Melanocytic lesions may occur in various areas of the skin and may eventually develop into malignant tissue types as a result of abnormal tissue growth. Although the gold standard for the diagnosis of melanoma is still a histopathological examination, dermatologists often use dermoscopic examination in their routine practice to reduce unnecessary excisions or to prevent misdiagnosis of clinically suspected melanocytic lesions. However, dermoscopic examinations may require special training and experience. Furthermore, even among experts, different evaluation results may occur. For these reasons, image processing and artificial intelligence application studies are performed on dermoscopic images based on information technologies developed in recent years. This study investigated the automatic classification of superficial spreading melanoma and nevocellular nevus using support vector machines. A publicly available and histopathologically verified MED-NODE data set (70 superficial spreading melanomas and 100 nevocellular naevi) was used.

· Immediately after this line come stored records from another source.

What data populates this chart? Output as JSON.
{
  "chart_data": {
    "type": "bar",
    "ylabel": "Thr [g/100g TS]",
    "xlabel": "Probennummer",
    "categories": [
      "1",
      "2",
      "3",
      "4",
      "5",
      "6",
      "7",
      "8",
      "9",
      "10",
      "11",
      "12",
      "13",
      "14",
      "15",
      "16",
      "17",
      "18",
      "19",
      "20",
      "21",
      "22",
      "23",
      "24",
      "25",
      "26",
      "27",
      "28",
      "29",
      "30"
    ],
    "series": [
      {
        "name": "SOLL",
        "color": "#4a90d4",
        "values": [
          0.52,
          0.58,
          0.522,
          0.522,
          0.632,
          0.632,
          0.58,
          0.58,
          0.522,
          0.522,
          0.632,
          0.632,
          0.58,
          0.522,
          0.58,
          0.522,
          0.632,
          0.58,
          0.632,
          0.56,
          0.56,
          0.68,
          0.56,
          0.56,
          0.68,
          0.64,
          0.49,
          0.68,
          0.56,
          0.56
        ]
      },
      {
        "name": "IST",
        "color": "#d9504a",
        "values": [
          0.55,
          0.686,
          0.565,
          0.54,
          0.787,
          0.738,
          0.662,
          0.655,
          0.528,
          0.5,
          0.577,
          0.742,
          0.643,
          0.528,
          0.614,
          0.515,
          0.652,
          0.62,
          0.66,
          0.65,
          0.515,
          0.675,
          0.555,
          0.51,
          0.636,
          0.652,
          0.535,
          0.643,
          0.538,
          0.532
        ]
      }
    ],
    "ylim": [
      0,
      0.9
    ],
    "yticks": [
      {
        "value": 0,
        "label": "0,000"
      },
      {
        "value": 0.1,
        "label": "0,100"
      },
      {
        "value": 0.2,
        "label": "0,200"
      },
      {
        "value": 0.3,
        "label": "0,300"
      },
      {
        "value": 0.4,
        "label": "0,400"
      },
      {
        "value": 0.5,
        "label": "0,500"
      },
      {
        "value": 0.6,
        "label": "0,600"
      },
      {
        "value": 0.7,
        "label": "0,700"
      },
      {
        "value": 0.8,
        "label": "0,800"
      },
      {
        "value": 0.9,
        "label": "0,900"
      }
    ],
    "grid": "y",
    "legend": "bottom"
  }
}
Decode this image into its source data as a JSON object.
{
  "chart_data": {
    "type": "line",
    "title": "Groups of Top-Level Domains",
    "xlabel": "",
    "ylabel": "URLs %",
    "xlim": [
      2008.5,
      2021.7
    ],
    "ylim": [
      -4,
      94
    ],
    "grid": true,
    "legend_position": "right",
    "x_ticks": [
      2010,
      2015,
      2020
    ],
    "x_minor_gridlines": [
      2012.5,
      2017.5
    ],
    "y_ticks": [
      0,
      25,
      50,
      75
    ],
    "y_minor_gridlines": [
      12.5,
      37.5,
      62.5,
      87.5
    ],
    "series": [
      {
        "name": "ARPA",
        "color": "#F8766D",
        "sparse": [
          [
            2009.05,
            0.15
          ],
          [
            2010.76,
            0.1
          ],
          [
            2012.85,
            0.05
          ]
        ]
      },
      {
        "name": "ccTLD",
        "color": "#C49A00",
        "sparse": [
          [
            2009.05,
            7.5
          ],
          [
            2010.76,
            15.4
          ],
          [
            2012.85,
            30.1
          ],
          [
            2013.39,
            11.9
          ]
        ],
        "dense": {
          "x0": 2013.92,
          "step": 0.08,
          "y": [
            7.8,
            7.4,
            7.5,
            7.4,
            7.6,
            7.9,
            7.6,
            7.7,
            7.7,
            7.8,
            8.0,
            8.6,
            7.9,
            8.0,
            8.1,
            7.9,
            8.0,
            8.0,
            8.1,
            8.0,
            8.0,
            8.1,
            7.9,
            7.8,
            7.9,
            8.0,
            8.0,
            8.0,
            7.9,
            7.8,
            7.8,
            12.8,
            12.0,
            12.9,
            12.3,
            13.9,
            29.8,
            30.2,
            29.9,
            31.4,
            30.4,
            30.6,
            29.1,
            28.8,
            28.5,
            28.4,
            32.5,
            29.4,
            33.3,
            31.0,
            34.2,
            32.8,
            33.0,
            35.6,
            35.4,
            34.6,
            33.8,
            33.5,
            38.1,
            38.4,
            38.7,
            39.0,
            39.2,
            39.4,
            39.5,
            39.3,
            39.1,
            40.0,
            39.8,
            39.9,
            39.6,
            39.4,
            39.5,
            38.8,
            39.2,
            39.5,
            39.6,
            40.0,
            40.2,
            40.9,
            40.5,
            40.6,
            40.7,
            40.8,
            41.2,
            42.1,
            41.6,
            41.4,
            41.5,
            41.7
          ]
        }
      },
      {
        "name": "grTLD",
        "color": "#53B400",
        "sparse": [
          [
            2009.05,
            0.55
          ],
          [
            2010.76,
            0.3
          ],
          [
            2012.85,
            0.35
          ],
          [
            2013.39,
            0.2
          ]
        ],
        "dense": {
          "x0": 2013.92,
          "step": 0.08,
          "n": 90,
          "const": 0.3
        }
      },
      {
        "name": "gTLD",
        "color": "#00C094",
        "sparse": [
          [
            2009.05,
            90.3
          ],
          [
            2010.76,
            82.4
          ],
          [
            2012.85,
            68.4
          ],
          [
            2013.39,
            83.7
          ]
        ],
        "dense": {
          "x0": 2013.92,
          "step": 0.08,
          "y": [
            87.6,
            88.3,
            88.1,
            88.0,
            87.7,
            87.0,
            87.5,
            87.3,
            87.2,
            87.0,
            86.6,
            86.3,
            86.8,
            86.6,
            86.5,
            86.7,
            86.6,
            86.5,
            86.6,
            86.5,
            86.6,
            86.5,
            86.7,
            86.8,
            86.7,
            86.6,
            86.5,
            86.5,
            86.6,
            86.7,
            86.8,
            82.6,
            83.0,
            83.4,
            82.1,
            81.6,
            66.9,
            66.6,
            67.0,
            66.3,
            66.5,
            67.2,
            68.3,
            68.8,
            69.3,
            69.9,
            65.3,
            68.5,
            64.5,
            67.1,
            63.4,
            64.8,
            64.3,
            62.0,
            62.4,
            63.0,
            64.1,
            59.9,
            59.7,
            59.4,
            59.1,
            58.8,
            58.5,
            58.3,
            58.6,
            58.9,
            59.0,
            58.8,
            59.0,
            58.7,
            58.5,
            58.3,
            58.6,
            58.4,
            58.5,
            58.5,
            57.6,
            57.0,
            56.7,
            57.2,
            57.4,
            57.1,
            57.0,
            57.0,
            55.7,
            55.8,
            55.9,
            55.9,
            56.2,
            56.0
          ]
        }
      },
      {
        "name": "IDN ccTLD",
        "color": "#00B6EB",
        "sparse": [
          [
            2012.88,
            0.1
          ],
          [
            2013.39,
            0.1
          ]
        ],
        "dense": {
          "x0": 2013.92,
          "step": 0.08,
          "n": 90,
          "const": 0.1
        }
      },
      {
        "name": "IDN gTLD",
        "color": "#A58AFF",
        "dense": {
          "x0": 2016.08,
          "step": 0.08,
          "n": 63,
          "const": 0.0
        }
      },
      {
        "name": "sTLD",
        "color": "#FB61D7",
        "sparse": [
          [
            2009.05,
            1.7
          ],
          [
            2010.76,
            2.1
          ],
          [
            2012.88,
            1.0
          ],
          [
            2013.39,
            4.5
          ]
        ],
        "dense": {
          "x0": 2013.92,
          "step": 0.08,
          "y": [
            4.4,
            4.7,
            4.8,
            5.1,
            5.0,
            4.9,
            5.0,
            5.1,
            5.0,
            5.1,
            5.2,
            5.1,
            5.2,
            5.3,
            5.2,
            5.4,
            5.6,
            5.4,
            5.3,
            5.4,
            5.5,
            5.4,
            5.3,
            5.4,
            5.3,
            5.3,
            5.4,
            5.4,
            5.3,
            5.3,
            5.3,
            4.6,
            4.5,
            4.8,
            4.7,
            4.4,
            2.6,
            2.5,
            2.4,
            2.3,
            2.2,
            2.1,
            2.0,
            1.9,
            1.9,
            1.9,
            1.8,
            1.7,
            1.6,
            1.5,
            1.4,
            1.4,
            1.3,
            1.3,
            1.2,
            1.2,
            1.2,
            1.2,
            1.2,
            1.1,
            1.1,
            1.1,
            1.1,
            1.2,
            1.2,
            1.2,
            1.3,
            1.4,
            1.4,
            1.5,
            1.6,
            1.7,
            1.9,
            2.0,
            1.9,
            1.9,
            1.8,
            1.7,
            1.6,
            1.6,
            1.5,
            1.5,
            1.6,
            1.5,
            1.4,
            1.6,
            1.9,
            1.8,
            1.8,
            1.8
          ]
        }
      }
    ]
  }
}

For the classification task, first, the energy distributions (power spectral densities) of each image in the spectral domain were obtained. Second, gray-level co-occurrence matrices were created, and the textural features of the matrices were extracted. Finally, the learning model was developed with these features as input for classification. Support vector machines were trained using validation methods, including holdout validation and stratified cross-validation. The hyperparameters were optimized using the regularization factor of 10, the radial basis kernel function, and the gamma factor of 0.0098. Using 10-fold cross-validation, we achieved a mean accuracy of 98.9% (+/- 0.01 standard deviation), 99.4% sensitivity, and 97.5% specificity.